Physics-Informed Neural Compression of High-Dimensional Plasma Data
Gianluca Galletti, Gerald Gutenbrunner Sandeep S. Cranganore, William Hornsby, Lorenzo Zanisi, Naomi Carey, Stanislas Pamela, Johannes Brandstetter, Fabian Paischer
TL;DR
This work tackles the storage burden of high-fidelity, 5D gyrokinetic turbulence data by introducing Physics-Informed Neural Compression (PINC), which enforces gyrokinetics-specific physics losses during compression. It combines two learned representations—a 5D Swin-transformer autoencoder and neural implicit fields—with gyrokinetics-aware losses that preserve integral quantities like $Q$ and $\bm{\phi}$ and turbulence spectra such as $k_y^{\text{spec}}$, while monitoring temporal fidelity via energy-cascade Wasserstein distance and End-Point Error. The authors present a spatiotemporal evaluation pipeline, conduct extensive ablations, and demonstrate compression ratios exceeding $70{,}000\times$, rising to $120{,}000\times$ with entropy coding, all with markedly better physics fidelity than traditional baselines. The approach enables post-hoc analyses that were previously infeasible due to data size, offering a scalable path to preserving physically meaningful information in large-scale plasma simulations. The work provides practical guidance for physics-informed compression and sets a benchmark for future studies in neural compression of turbulent, high-dimensional scientific data.
Abstract
High-fidelity scientific simulations are now producing unprecedented amounts of data, creating a storage and analysis bottleneck.

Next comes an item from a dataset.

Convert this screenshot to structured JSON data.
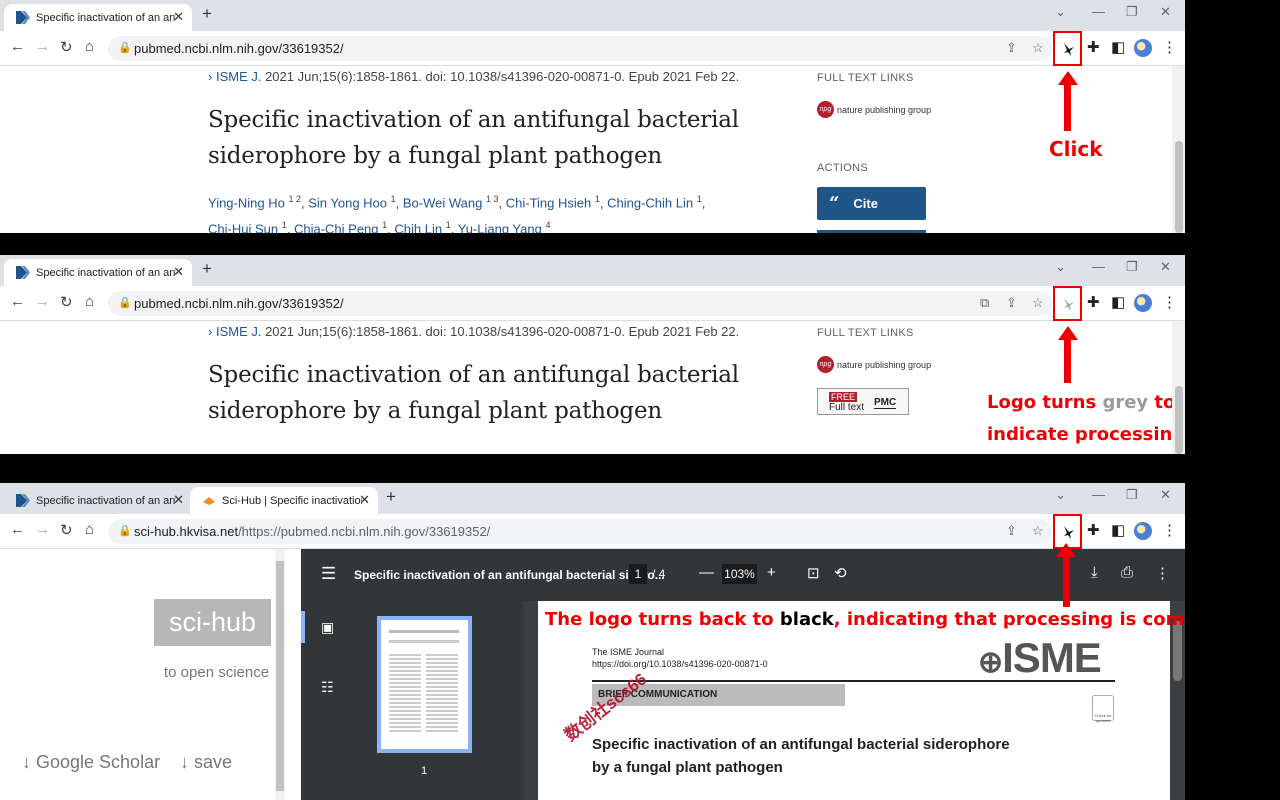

A single simulation can generate tremendous data volumes, often forcing researchers to discard valuable information. A prime example of this is plasma turbulence described by the gyrokinetic equations: nonlinear, multiscale, and 5D in phase space. It constitutes one of the most computationally demanding frontiers of modern science, with runs taking weeks and yielding tens of terabytes of data dumps.The increasing storage demands underscore the importance of compression. However, reconstructed snapshots do not necessarily preserve essential physical quantities. We present a spatiotemporal evaluation pipeline, accounting for structural phenomena and multi-scale transient fluctuations to assess the degree of physical fidelity. Indeed, we find that various compression techniques lack preservation of both spatial mode structure and temporal turbulence characteristics. Therefore, we explore Physics-Informed Neural Compression (PINC), which incorporates physics-informed losses tailored to gyrokinetics and enables extreme compressions ratios of over 70,000x. Entropy coding on top of PINC further pushes it to 120,000x. This direction provides a viable and scalable solution to the prohibitive storage demands of gyrokinetics, enabling post-hoc analyses that were previously infeasible.